SCUDETTO


Przerwa to przeszłość, wracamy do gry! Na początek Cagliari

7 stycznia 2017, 14:40, cinassek Aktualności
Przerwa to przeszłość, wracamy do gry! Na początek Cagliari

Choć w sercach wielu Milanistów tkwi jeszcze wielka radość po ostatnim meczu w 2016 roku i zdobyciu Superpucharu Włoch, to czas zapomnieć o triumfie nad Juventusem i wrócić do dalszej pracy. Po świątecznych urlopach rossoneri zmierzą na San Siro z beniaminkiem rozgrywek, Cagliari. I już na samym początku roku są postawieni w roli faworytów i nie mogą pozwolić sobie na wpadkę.

Beniaminek z Sardynii zainkasował dotychczas 23 punkty, co lokuje go na 14. miejscu w tabeli Serie A. Co ciekawe, drużyna z wyspy straciła w lidze aż 42 gole. To najgorszy wynik spośród wszystkich zespołów. Z drugiej jednak strony, zdobyła ona 27 bramek, co wśród ekip z drugiej połowy tabeli stanowi najlepszy wyczyn.

Za gwiazdę Cagliari uchodzi zawodnik, który niegdyś bronił barw czerwono-czarnej strony Mediolanu – Marco Borriello.
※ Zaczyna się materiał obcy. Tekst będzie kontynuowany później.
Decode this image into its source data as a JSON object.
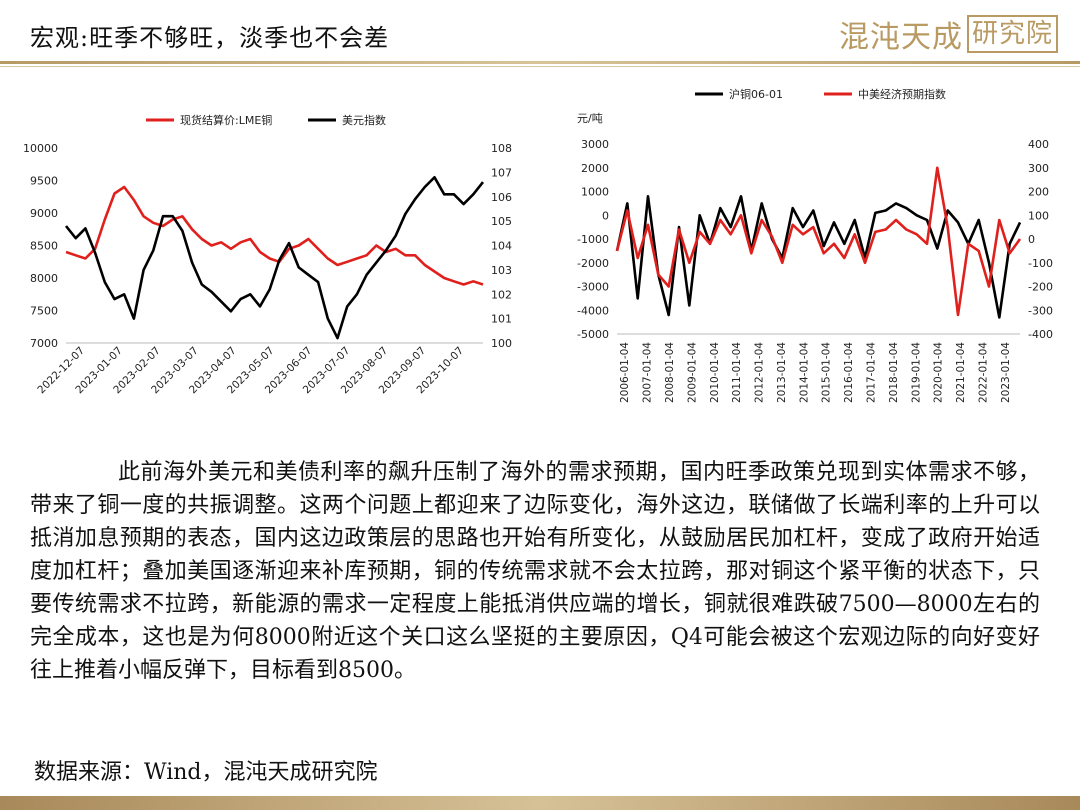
{
  "header": {
    "title": "宏观:旺季不够旺，淡季也不会差",
    "logo_text": "混沌天成",
    "logo_boxed": "研究院"
  },
  "chart_data": [
    {
      "type": "line",
      "legend_position": "top",
      "series": [
        {
          "name": "现货结算价:LME铜",
          "axis": "left",
          "color": "#e0201c",
          "values": [
            8400,
            8350,
            8300,
            8450,
            8900,
            9300,
            9400,
            9200,
            8950,
            8850,
            8800,
            8900,
            8950,
            8750,
            8600,
            8500,
            8550,
            8450,
            8550,
            8600,
            8400,
            8300,
            8250,
            8450,
            8500,
            8600,
            8450,
            8300,
            8200,
            8250,
            8300,
            8350,
            8500,
            8400,
            8450,
            8350,
            8350,
            8200,
            8100,
            8000,
            7950,
            7900,
            7950,
            7900
          ]
        },
        {
          "name": "美元指数",
          "axis": "right",
          "color": "#000000",
          "values": [
            104.8,
            104.3,
            104.7,
            103.7,
            102.5,
            101.8,
            102.0,
            101.0,
            103.0,
            103.8,
            105.2,
            105.2,
            104.6,
            103.3,
            102.4,
            102.1,
            101.7,
            101.3,
            101.8,
            102.0,
            101.5,
            102.2,
            103.4,
            104.1,
            103.1,
            102.8,
            102.5,
            101.0,
            100.2,
            101.5,
            102.0,
            102.8,
            103.3,
            103.8,
            104.4,
            105.3,
            105.9,
            106.4,
            106.8,
            106.1,
            106.1,
            105.7,
            106.1,
            106.6
          ]
        }
      ],
      "x_tick_labels": [
        "2022-12-07",
        "2023-01-07",
        "2023-02-07",
        "2023-03-07",
        "2023-04-07",
        "2023-05-07",
        "2023-06-07",
        "2023-07-07",
        "2023-08-07",
        "2023-09-07",
        "2023-10-07"
      ],
      "ylim_left": [
        7000,
        10000
      ],
      "yticks_left": [
        "7000",
        "7500",
        "8000",
        "8500",
        "9000",
        "9500",
        "10000"
      ],
      "ylim_right": [
        100,
        108
      ],
      "yticks_right": [
        "100",
        "101",
        "102",
        "103",
        "104",
        "105",
        "106",
        "107",
        "108"
      ],
      "grid": false
    },
    {
      "type": "line",
      "legend_position": "top",
      "ylabel_left": "元/吨",
      "series": [
        {
          "name": "沪铜06-01",
          "axis": "left",
          "color": "#000000",
          "values": [
            -1500,
            500,
            -3500,
            800,
            -2500,
            -4200,
            -500,
            -3800,
            0,
            -1200,
            300,
            -500,
            800,
            -1500,
            500,
            -1000,
            -1800,
            300,
            -500,
            200,
            -1300,
            -300,
            -1200,
            -200,
            -1800,
            100,
            200,
            500,
            300,
            0,
            -200,
            -1400,
            200,
            -300,
            -1200,
            -200,
            -2000,
            -4300,
            -1200,
            -300
          ]
        },
        {
          "name": "中美经济预期指数",
          "axis": "right",
          "color": "#e0201c",
          "values": [
            -50,
            120,
            -80,
            60,
            -150,
            -200,
            40,
            -100,
            30,
            -20,
            80,
            20,
            100,
            -60,
            80,
            10,
            -100,
            60,
            20,
            50,
            -60,
            -20,
            -80,
            20,
            -100,
            30,
            40,
            80,
            40,
            20,
            -20,
            300,
            50,
            -320,
            -20,
            -50,
            -200,
            80,
            -60,
            0
          ]
        }
      ],
      "x_tick_labels": [
        "2006-01-04",
        "2007-01-04",
        "2008-01-04",
        "2009-01-04",
        "2010-01-04",
        "2011-01-04",
        "2012-01-04",
        "2013-01-04",
        "2014-01-04",
        "2015-01-04",
        "2016-01-04",
        "2017-01-04",
        "2018-01-04",
        "2019-01-04",
        "2020-01-04",
        "2021-01-04",
        "2022-01-04",
        "2023-01-04"
      ],
      "ylim_left": [
        -5000,
        3000
      ],
      "yticks_left": [
        "-5000",
        "-4000",
        "-3000",
        "-2000",
        "-1000",
        "0",
        "1000",
        "2000",
        "3000"
      ],
      "ylim_right": [
        -400,
        400
      ],
      "yticks_right": [
        "-400",
        "-300",
        "-200",
        "-100",
        "0",
        "100",
        "200",
        "300",
        "400"
      ],
      "grid": false
    }
  ],
  "body": {
    "paragraph": "此前海外美元和美债利率的飙升压制了海外的需求预期，国内旺季政策兑现到实体需求不够，带来了铜一度的共振调整。这两个问题上都迎来了边际变化，海外这边，联储做了长端利率的上升可以抵消加息预期的表态，国内这边政策层的思路也开始有所变化，从鼓励居民加杠杆，变成了政府开始适度加杠杆；叠加美国逐渐迎来补库预期，铜的传统需求就不会太拉跨，那对铜这个紧平衡的状态下，只要传统需求不拉跨，新能源的需求一定程度上能抵消供应端的增长，铜就很难跌破7500—8000左右的完全成本，这也是为何8000附近这个关口这么坚挺的主要原因，Q4可能会被这个宏观边际的向好变好往上推着小幅反弹下，目标看到8500。",
    "source": "数据来源：Wind，混沌天成研究院"
  }
}
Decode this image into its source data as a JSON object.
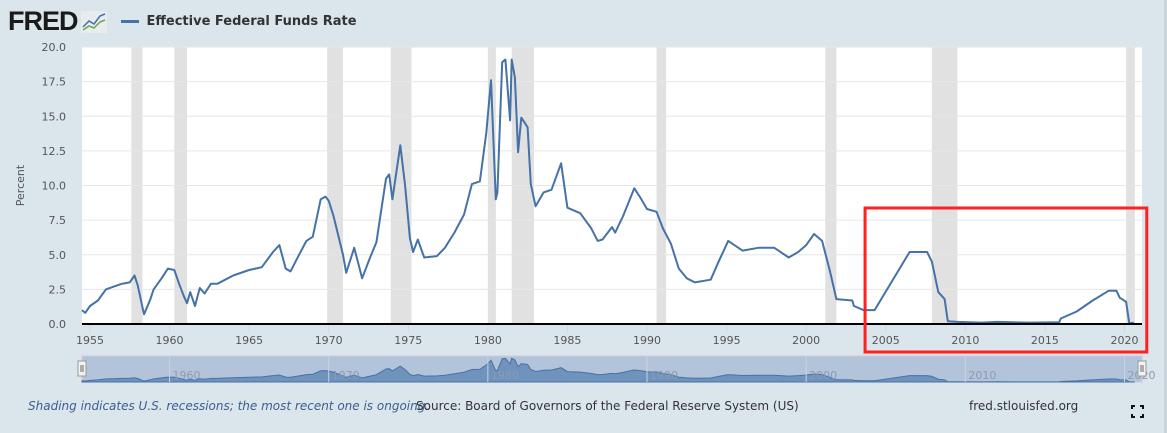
{
  "header": {
    "logo": "FRED",
    "logo_icon": "line-chart-icon",
    "legend_label": "Effective Federal Funds Rate"
  },
  "footer": {
    "note": "Shading indicates U.S. recessions; the most recent one is ongoing.",
    "source": "Source: Board of Governors of the Federal Reserve System (US)",
    "site": "fred.stlouisfed.org",
    "fullscreen_icon": "fullscreen-icon"
  },
  "colors": {
    "series": "#4572a7",
    "recession": "#e1e1e1",
    "highlight_box": "#ff2020",
    "navigator": "#b3c4da"
  },
  "chart_data": {
    "type": "line",
    "title": "",
    "ylabel": "Percent",
    "xlabel": "",
    "ylim": [
      0,
      20
    ],
    "xlim": [
      1954.5,
      2021.1
    ],
    "yticks": [
      "0.0",
      "2.5",
      "5.0",
      "7.5",
      "10.0",
      "12.5",
      "15.0",
      "17.5",
      "20.0"
    ],
    "xticks": [
      "1955",
      "1960",
      "1965",
      "1970",
      "1975",
      "1980",
      "1985",
      "1990",
      "1995",
      "2000",
      "2005",
      "2010",
      "2015",
      "2020"
    ],
    "navigator_ticks": [
      "1960",
      "1970",
      "1980",
      "1990",
      "2000",
      "2010",
      "2020"
    ],
    "grid": true,
    "legend": "top-left",
    "recessions": [
      [
        1957.6,
        1958.3
      ],
      [
        1960.3,
        1961.1
      ],
      [
        1969.9,
        1970.9
      ],
      [
        1973.9,
        1975.2
      ],
      [
        1980.0,
        1980.5
      ],
      [
        1981.5,
        1982.9
      ],
      [
        1990.6,
        1991.2
      ],
      [
        2001.2,
        2001.9
      ],
      [
        2007.9,
        2009.5
      ],
      [
        2020.1,
        2020.4
      ]
    ],
    "highlight_range": {
      "x": [
        2003.7,
        2021.4
      ]
    },
    "series": [
      {
        "name": "Effective Federal Funds Rate",
        "points": [
          [
            1954.5,
            1.0
          ],
          [
            1954.7,
            0.8
          ],
          [
            1955,
            1.3
          ],
          [
            1955.5,
            1.7
          ],
          [
            1956,
            2.5
          ],
          [
            1956.5,
            2.7
          ],
          [
            1957,
            2.9
          ],
          [
            1957.5,
            3.0
          ],
          [
            1957.8,
            3.5
          ],
          [
            1958,
            2.8
          ],
          [
            1958.3,
            1.2
          ],
          [
            1958.4,
            0.7
          ],
          [
            1958.8,
            1.8
          ],
          [
            1959,
            2.5
          ],
          [
            1959.5,
            3.3
          ],
          [
            1959.9,
            4.0
          ],
          [
            1960.3,
            3.9
          ],
          [
            1960.6,
            2.9
          ],
          [
            1960.9,
            2.0
          ],
          [
            1961.1,
            1.5
          ],
          [
            1961.3,
            2.3
          ],
          [
            1961.6,
            1.3
          ],
          [
            1961.9,
            2.6
          ],
          [
            1962.2,
            2.2
          ],
          [
            1962.6,
            2.9
          ],
          [
            1963,
            2.9
          ],
          [
            1963.5,
            3.2
          ],
          [
            1964,
            3.5
          ],
          [
            1965,
            3.9
          ],
          [
            1965.8,
            4.1
          ],
          [
            1966.5,
            5.2
          ],
          [
            1966.9,
            5.7
          ],
          [
            1967.3,
            4.0
          ],
          [
            1967.6,
            3.8
          ],
          [
            1968,
            4.7
          ],
          [
            1968.6,
            6.0
          ],
          [
            1969,
            6.3
          ],
          [
            1969.5,
            9.0
          ],
          [
            1969.8,
            9.2
          ],
          [
            1970,
            8.9
          ],
          [
            1970.3,
            7.8
          ],
          [
            1970.9,
            5.0
          ],
          [
            1971.1,
            3.7
          ],
          [
            1971.6,
            5.5
          ],
          [
            1971.9,
            4.2
          ],
          [
            1972.1,
            3.3
          ],
          [
            1972.6,
            4.8
          ],
          [
            1973,
            5.9
          ],
          [
            1973.6,
            10.5
          ],
          [
            1973.8,
            10.8
          ],
          [
            1974,
            9.0
          ],
          [
            1974.5,
            12.9
          ],
          [
            1974.8,
            10.0
          ],
          [
            1975.1,
            6.2
          ],
          [
            1975.3,
            5.2
          ],
          [
            1975.6,
            6.1
          ],
          [
            1976,
            4.8
          ],
          [
            1976.8,
            4.9
          ],
          [
            1977.3,
            5.5
          ],
          [
            1977.9,
            6.6
          ],
          [
            1978.5,
            7.9
          ],
          [
            1979,
            10.1
          ],
          [
            1979.5,
            10.3
          ],
          [
            1979.9,
            13.8
          ],
          [
            1980.2,
            17.6
          ],
          [
            1980.5,
            9.0
          ],
          [
            1980.6,
            9.5
          ],
          [
            1980.9,
            18.9
          ],
          [
            1981.1,
            19.1
          ],
          [
            1981.4,
            14.7
          ],
          [
            1981.5,
            19.1
          ],
          [
            1981.7,
            17.8
          ],
          [
            1981.9,
            12.4
          ],
          [
            1982.1,
            14.9
          ],
          [
            1982.5,
            14.2
          ],
          [
            1982.7,
            10.1
          ],
          [
            1983,
            8.5
          ],
          [
            1983.5,
            9.5
          ],
          [
            1984,
            9.7
          ],
          [
            1984.6,
            11.6
          ],
          [
            1985,
            8.4
          ],
          [
            1985.8,
            8.0
          ],
          [
            1986.5,
            6.9
          ],
          [
            1986.9,
            6.0
          ],
          [
            1987.2,
            6.1
          ],
          [
            1987.8,
            7.0
          ],
          [
            1988,
            6.6
          ],
          [
            1988.5,
            7.8
          ],
          [
            1989.2,
            9.8
          ],
          [
            1989.6,
            9.1
          ],
          [
            1990,
            8.3
          ],
          [
            1990.6,
            8.1
          ],
          [
            1991,
            6.9
          ],
          [
            1991.5,
            5.8
          ],
          [
            1992,
            4.0
          ],
          [
            1992.5,
            3.3
          ],
          [
            1993,
            3.0
          ],
          [
            1994,
            3.2
          ],
          [
            1994.5,
            4.5
          ],
          [
            1995.1,
            6.0
          ],
          [
            1996,
            5.3
          ],
          [
            1997,
            5.5
          ],
          [
            1998,
            5.5
          ],
          [
            1998.9,
            4.8
          ],
          [
            1999.5,
            5.2
          ],
          [
            2000,
            5.7
          ],
          [
            2000.5,
            6.5
          ],
          [
            2001,
            6.0
          ],
          [
            2001.5,
            3.8
          ],
          [
            2001.9,
            1.8
          ],
          [
            2002.9,
            1.7
          ],
          [
            2003,
            1.3
          ],
          [
            2003.6,
            1.0
          ],
          [
            2004.3,
            1.0
          ],
          [
            2006.5,
            5.2
          ],
          [
            2007.6,
            5.2
          ],
          [
            2007.9,
            4.5
          ],
          [
            2008.3,
            2.3
          ],
          [
            2008.7,
            1.8
          ],
          [
            2008.9,
            0.2
          ],
          [
            2009.5,
            0.15
          ],
          [
            2011,
            0.1
          ],
          [
            2012,
            0.15
          ],
          [
            2014,
            0.1
          ],
          [
            2015.9,
            0.13
          ],
          [
            2016,
            0.4
          ],
          [
            2017,
            0.9
          ],
          [
            2018,
            1.7
          ],
          [
            2019,
            2.4
          ],
          [
            2019.5,
            2.4
          ],
          [
            2019.7,
            1.9
          ],
          [
            2020.1,
            1.6
          ],
          [
            2020.3,
            0.05
          ],
          [
            2020.6,
            0.09
          ]
        ]
      }
    ]
  }
}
Włoch zdobył w tym sezonie 7 bramek i jest najskuteczniejszym piłkarzem swojej drużyny. Choć znalazł się on w kadrze meczowej, to wszystko wskazuje na to, że z powodu urazu nie zagra jednak w starciu z mediolańczykami.

W niedzielę Sardyńczycy będą musieli się obyć także bez swoich dwóch innych doświadczonych piłkarzy. Jeden z nich to pomocnik Simone Padoin, który pauzuje z powodu nadmiaru żółtych kartek. Drugi natomiast to Marco Storari. Podstawowy dotychczas golkiper beniaminka najprawdopodobniej przeniesie się na półroczne wypożyczenie właśnie do Milanu, stąd też nie otrzymał już powołania na starcie w stolicy Lombardii.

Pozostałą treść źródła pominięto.